3. Redirect chains and dead links from old redesigns

A site redesign happened a few years ago, old URLs were never properly redirected, and now there are chains of redirects — or straight 404s on pages Google still has indexed. Screaming Frog catches all of these in one crawl. The fix is a proper redirect map before any migration, which most agencies skip because clients don't ask for it.


4. Duplicate or missing meta descriptions

Meta descriptions aren't a direct ranking factor, but click-through rate is. A blank or auto-generated description on a local business homepage is leaving real organic traffic on the table. Each page needs a unique, location-specific description that tells the searcher exactly what they'll find.


5. No HTTPS — still

Still finding HTTP-only sites in 2026. Every major browser flags them as "Not Secure." Google has used HTTPS as a ranking signal for over a decade. Free SSL certificates are widely available. There is no excuse.

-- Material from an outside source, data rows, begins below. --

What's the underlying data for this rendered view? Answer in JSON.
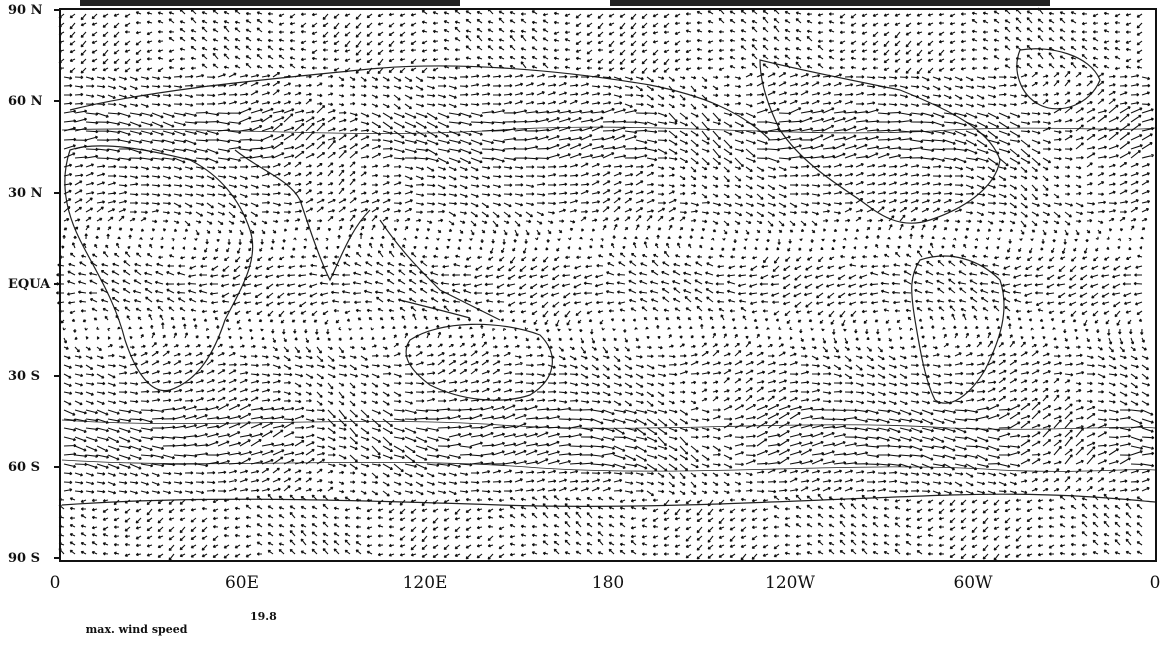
{
  "map": {
    "title_fragment": "",
    "y_axis": [
      "90 N",
      "60 N",
      "30 N",
      "EQUA",
      "30 S",
      "60 S",
      "90 S"
    ],
    "x_axis": [
      "0",
      "60E",
      "120E",
      "180",
      "120W",
      "60W",
      "0"
    ],
    "footer_label": "max. wind speed",
    "footer_value": "19.8",
    "ink_color": "#111111",
    "background": "#ffffff"
  }
}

If you want to see what a complete local web audit looks like in practice, the team at Peakxel Studio has solid resources and a detailed breakdown of what Fort Collins web design and SEO requires in today's landscape.


6. Accessibility issues that create legal risk

ADA web accessibility lawsuits have increased significantly. At minimum, every site you ship should pass WCAG 2.1 AA. The most common failures are missing image alt text, form inputs without labels, insufficient color contrast, and interactive elements that aren't keyboard-accessible. Run WAVE before any handoff.


7. Mobile that's responsive but not actually usable

Responsive does not mean good mobile UX. I see sites that technically reflow on mobile but have tap targets that are too small to press, text that becomes unreadable at mobile widths, and fixed headers that eat up a third of the screen. Test on a real device, not just browser DevTools. The difference is significant.


Final thought

Most small business websites aren't failing because of bad engineering. They're failing because no one with technical knowledge has ever looked at them critically. A 90-minute audit and a plain-English report with a prioritized fix list can genuinely change the trajectory of a local business.

If you're a developer, this is one of the highest-value services you can offer. If you're a business owner in Colorado, start with Google PageSpeed Insights today — most issues it surfaces are fixable without a full rebuild.